Two traditional approaches to language implementation are compilation and interpretation. A compiler translates the abstract-syntax tree through a series of transformations into another representation (e.g., assembly code) typically closer to the instruction set architecture of the target processor intended to execute the program. The output of a compiler is a version of the source program in a different language. An interpreter traverses the abstract-syntax tree to evaluate and directly execute the program. The input to an interpreter is both the source program to be executed and the input of that source program. The output of an interpreter is the output of the source program. Ultimately, the final representation (e.g., x86 object code) produced by a compiler (or assembler) must be interpreted—traditionally by a hardware interpreter (e.g., an x86 processor).
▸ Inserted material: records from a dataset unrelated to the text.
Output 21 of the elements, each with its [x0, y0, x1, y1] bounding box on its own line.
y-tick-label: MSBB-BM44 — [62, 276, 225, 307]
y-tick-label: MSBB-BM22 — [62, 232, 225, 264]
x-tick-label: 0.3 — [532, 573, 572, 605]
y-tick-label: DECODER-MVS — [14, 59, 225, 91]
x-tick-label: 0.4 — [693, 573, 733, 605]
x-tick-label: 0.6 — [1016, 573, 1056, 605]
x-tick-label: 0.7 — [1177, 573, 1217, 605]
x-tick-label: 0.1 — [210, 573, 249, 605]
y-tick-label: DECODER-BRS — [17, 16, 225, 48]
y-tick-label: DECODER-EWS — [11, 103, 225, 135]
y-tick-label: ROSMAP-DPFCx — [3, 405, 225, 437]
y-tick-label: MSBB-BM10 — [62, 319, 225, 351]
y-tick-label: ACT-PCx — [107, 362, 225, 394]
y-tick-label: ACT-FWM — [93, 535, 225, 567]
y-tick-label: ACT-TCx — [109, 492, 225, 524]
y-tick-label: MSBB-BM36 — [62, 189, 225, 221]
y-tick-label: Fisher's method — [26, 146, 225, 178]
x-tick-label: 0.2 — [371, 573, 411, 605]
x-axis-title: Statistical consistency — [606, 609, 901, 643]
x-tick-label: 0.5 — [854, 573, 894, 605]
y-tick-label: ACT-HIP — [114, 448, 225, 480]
Languages in which the final representation produced by a compiler is interpreted by a software interpreter are implemented using a hybrid system. For instance, the Java compiler translates Java source code to Java bytecode, and the Java bytecode interpreter then interprets the Java bytecode to produce program output. Just as a compiler can produce a series of intermediate representations of the original source program en route to a final representation, a source program can be interpreted through a series of software interpreters (i.e., the source program is interpreted by a software interpreter, which is itself interpreted by a software interpreter, and so on). As a corollary, compilers and interpreters are mutually dependent on each other. A compiler is dependent on either a hardware or software interpreter; a software interpreter is dependent on a compiler so that the interpreter itself can be translated into object code and run.
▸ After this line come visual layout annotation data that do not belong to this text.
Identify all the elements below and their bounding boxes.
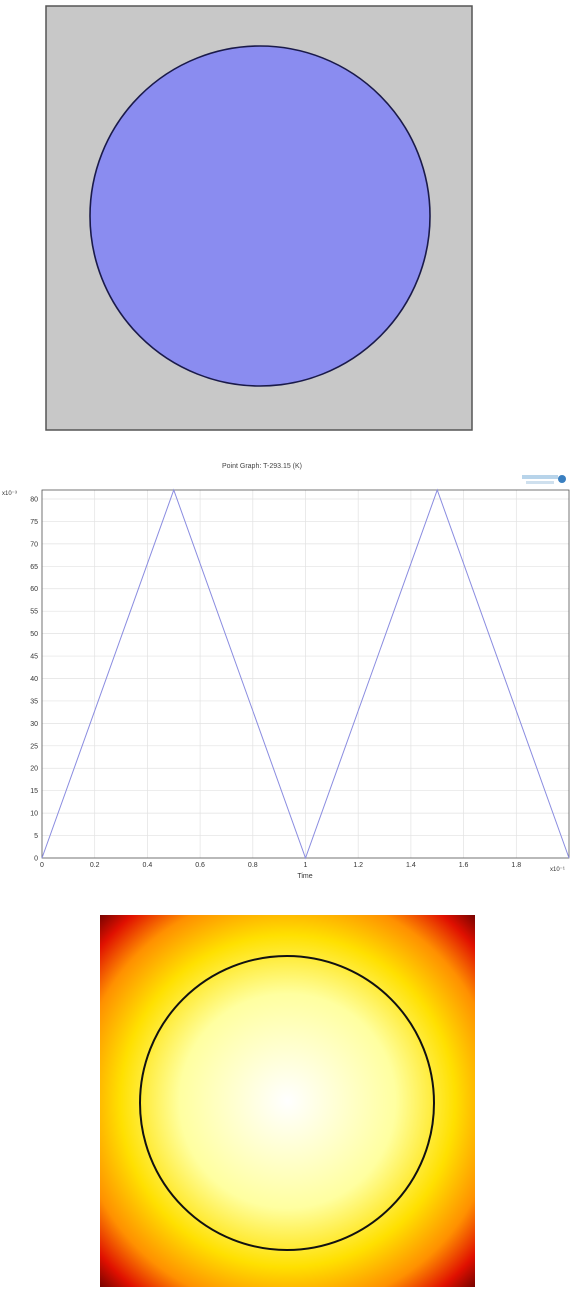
x-tick-label: 0.2 — [90, 862, 100, 869]
x-tick-label: 0.4 — [143, 862, 153, 869]
x-axis-label: Time — [297, 873, 312, 880]
y-tick-label: 30 — [30, 721, 38, 728]
y-tick-label: 70 — [30, 541, 38, 548]
y-tick-label: 45 — [30, 654, 38, 661]
y-tick-label: 5 — [34, 833, 38, 840]
temperature-surface-view — [100, 915, 475, 1287]
x-tick-label: 0 — [40, 862, 44, 869]
y-tick-label: 0 — [34, 856, 38, 863]
y-tick-label: 10 — [30, 811, 38, 818]
temperature-svg — [100, 915, 475, 1287]
y-tick-label: 55 — [30, 609, 38, 616]
point-graph-panel: Point Graph: T-293.15 (K) x10⁻³ x10⁻¹ Ti… — [0, 455, 571, 885]
grid-lines — [41, 490, 569, 859]
x-tick-label: 0.6 — [195, 862, 205, 869]
y-tick-label: 50 — [30, 631, 38, 638]
x-tick-label: 1.6 — [459, 862, 469, 869]
y-tick-label: 60 — [30, 586, 38, 593]
y-exponent-label: x10⁻³ — [2, 491, 17, 497]
geometry-svg — [45, 5, 473, 431]
y-tick-label: 20 — [30, 766, 38, 773]
point-graph-svg: Point Graph: T-293.15 (K) x10⁻³ x10⁻¹ Ti… — [2, 463, 570, 880]
chart-title: Point Graph: T-293.15 (K) — [222, 463, 302, 470]
x-tick-label: 1 — [304, 862, 308, 869]
y-tick-label: 75 — [30, 519, 38, 526]
temperature-field — [100, 915, 475, 1287]
series-line — [41, 488, 570, 860]
y-tick-label: 80 — [30, 496, 38, 503]
data-series — [41, 488, 570, 860]
domain-boundary-circle[interactable] — [139, 955, 435, 1251]
x-exponent-label: x10⁻¹ — [550, 867, 565, 873]
x-tick-label: 1.2 — [353, 862, 363, 869]
x-tick-label: 1.4 — [406, 862, 416, 869]
geometry-view — [45, 5, 473, 431]
x-tick-label: 1.8 — [511, 862, 521, 869]
y-tick-label: 65 — [30, 564, 38, 571]
logo-mark — [522, 475, 566, 484]
y-tick-label: 25 — [30, 743, 38, 750]
circular-domain[interactable] — [89, 45, 431, 387]
y-tick-label: 35 — [30, 698, 38, 705]
y-tick-label: 40 — [30, 676, 38, 683]
tick-labels: 0 0.2 0.4 0.6 0.8 1 1.2 1.4 1.6 1.8 0 5 10 15 20 25 30 35… — [30, 496, 521, 869]
x-tick-label: 0.8 — [248, 862, 258, 869]
y-tick-label: 15 — [30, 788, 38, 795]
Compilers and interpreters are often complementary in terms of their advantages and disadvantages—hence the conception of hybrid implementation systems. The primary advantage of compilation is production of a fast executable. Interpretation results in slow execution because it takes longer to decode (and re-decode) high-level program statements than machine instructions. However, interpreters support run-time flexibility in the source language, which is often less practical in compiled languages. The interplay of language goals (e.g., speed of execution, speed of development), language design choices (e.g., static or dynamic bindings), and execution environment (e.g, WWW) have historically influenced both the evolution and the implementation of programming languages.